Household-level food security assessments suggest two significant issues that need further examination. As dietary diversity indices, FCS and DDS measure caloric sufficiency, but not other dimensions of food security such as food stability or social acceptability (Coates, 2013). Furthermore, household-level measurements, via a seven-day recall period, may not reflect the accurate quality and quantity of food consumed by individuals (Ruel, 2002).

6 Conclusions

This study underscores the importance of micro-level evidence in understanding factors impacting food security and nutritional outcomes. Improving access to financial resources and bolster the resilience of farmers to maintain access to inputs is critical if supply chains are disrupted leading to immediate shifts in market dynamics. This study in Syria indicates that measures to increase the access to agricultural inputs, financial support, and irrigation infrastructure maintenance are pivotal in transitioning to a more stable level of food security.

Future research should investigate how proximity to conflict disrupts the food value chain, and how crisis shocks food security. Survey data on the distance from conflict-affected areas could estimate both direct and indirect shock effects on agricultural operations and enable precise evaluations of the conflict’s impacts on farming and food security.

Despite being more vulnerable to food insecurity, female-headed households (FHHs) consistently outperform their male counterparts in facilitating diversified nutrition. We need however to stress here the large difference in sample sizes between FHHs and MHHs, and report this conclusion with caution. This difference in household resilience seems important in contributing to the current debates over women’s roles in promoting SDG 2 “Zero hunger” and SDG 5 “Gender equality” in countries facing protracted crisis.

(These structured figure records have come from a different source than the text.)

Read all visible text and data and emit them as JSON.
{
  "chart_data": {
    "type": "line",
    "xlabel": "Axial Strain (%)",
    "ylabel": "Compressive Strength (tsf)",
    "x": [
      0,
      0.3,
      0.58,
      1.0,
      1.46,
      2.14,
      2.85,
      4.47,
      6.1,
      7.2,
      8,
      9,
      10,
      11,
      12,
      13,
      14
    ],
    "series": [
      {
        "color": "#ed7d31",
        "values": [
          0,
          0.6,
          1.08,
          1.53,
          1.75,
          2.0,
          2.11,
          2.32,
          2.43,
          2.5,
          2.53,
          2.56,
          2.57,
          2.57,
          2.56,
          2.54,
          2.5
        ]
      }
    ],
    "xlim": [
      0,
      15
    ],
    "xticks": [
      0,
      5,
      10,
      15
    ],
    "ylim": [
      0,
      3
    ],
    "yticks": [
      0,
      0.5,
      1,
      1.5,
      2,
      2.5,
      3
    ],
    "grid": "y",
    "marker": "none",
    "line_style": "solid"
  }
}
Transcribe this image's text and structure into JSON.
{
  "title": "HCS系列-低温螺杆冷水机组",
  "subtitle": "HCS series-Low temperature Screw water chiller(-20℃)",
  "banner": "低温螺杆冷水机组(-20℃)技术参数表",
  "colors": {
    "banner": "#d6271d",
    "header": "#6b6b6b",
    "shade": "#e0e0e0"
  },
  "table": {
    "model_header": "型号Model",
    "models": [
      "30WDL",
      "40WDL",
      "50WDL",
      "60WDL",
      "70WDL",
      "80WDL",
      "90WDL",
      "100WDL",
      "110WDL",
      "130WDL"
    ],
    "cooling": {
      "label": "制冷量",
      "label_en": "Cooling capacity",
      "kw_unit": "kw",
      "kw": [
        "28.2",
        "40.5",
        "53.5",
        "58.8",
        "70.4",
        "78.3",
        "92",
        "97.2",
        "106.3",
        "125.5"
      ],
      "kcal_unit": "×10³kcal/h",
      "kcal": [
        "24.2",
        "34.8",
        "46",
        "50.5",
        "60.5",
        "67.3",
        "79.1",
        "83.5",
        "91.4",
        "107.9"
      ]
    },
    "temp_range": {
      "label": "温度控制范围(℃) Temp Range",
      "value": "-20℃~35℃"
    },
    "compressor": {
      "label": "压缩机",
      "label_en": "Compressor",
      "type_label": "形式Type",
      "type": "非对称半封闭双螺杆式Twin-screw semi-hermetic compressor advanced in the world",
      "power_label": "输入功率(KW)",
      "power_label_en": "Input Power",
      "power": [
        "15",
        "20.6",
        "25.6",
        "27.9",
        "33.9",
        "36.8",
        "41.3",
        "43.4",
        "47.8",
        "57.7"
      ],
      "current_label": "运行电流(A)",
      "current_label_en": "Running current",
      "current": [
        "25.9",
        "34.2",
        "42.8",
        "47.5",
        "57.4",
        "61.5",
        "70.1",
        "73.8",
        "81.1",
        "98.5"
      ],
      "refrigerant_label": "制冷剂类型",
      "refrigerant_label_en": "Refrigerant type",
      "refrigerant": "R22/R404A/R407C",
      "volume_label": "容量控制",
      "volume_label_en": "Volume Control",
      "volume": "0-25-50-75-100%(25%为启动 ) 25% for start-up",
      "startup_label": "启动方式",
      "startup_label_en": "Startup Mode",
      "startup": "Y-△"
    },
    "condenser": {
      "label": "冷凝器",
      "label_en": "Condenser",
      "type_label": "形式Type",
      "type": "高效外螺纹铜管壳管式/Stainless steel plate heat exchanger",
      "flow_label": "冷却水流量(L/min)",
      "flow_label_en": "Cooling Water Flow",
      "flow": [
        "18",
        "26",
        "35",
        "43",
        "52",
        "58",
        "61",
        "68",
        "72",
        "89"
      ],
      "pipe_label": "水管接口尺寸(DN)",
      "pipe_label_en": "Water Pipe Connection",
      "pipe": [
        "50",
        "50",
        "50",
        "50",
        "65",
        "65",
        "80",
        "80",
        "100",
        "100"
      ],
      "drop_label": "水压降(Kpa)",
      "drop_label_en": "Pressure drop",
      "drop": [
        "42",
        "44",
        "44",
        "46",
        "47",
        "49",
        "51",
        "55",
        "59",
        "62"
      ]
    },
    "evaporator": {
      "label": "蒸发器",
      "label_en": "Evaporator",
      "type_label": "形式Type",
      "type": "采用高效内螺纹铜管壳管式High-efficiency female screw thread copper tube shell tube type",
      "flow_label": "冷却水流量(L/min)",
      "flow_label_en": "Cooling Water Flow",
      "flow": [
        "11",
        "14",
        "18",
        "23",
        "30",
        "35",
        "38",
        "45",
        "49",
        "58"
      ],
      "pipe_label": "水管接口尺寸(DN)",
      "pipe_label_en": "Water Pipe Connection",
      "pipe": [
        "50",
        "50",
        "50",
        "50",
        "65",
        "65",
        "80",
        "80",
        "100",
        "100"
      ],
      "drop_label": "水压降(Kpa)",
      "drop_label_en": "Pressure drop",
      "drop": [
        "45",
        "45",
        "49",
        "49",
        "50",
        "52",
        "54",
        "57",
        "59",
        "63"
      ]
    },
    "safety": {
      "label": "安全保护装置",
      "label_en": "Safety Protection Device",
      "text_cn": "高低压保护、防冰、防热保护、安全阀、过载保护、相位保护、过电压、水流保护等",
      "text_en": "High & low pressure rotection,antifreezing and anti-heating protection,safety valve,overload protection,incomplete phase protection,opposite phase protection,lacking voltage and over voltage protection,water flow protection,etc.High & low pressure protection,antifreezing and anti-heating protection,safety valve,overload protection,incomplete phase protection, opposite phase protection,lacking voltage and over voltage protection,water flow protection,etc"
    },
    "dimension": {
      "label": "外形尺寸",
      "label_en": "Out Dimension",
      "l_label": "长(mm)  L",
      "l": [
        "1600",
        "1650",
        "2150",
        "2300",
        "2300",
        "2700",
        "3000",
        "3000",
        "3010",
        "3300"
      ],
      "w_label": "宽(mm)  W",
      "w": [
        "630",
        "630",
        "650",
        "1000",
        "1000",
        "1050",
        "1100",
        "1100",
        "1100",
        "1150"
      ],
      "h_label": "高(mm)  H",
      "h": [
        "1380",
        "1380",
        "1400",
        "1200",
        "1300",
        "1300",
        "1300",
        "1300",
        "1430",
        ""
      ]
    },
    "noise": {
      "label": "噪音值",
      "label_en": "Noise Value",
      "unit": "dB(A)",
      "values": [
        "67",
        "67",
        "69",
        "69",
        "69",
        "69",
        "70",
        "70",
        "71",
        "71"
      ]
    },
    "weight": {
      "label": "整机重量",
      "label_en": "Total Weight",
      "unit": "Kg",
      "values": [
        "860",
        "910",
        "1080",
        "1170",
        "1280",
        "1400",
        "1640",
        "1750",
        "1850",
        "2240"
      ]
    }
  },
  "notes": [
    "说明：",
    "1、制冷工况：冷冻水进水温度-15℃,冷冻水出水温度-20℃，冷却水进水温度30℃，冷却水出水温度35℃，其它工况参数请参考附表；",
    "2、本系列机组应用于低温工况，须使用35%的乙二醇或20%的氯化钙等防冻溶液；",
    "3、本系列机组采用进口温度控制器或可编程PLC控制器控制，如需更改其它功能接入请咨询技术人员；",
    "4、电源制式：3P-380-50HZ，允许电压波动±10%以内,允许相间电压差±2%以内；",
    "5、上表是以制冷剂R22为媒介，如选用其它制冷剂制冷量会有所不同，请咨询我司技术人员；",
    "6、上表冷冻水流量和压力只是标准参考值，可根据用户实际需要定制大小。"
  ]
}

Intervention programs need to incorporate gender-sensitive components to enhance the overall well-being of households. Financial and non-financial support programs should be implemented with a priority for larger households and those headed by women, at least in the social and economic contexts similar to those of Syria. Such support might offer food aid, assistance in recovering productive machinery, and cash transfer initiatives. In such contexts, rural women should be the focus of aid, given their contributions to combatting food insecurity and their role as agents of rural livelihood change.

This study has notable limitations. First, the study does not consider food security of within-households individuals, and does not distinguish men and women’s specific needs. Future research should consider intra-household differences by collecting the caloric intake of each individual. Second, future work should analyse nutritional intake (adequacy) instead of dietary diversity. The Food Consumption Score (FCS) and Dietary Diversity Score (DDS) are helpful in the short term for addressing population needs in protracted crises. However, we call on scholars to use food security indicators based on household experiences, such as the Food Insecurity Experience Scale (FIES). Individual measures such as children’s nutrition, women’s dietary diversity, or Height-to-Weight and Height-to-Age Z-scores should also be considered. Future research should also investigate the consequences of gender roles in facilitating food security. Data should thus capture women and men’s contributions to household labour to take into account disparities within families and power dynamics within household to achieve food security.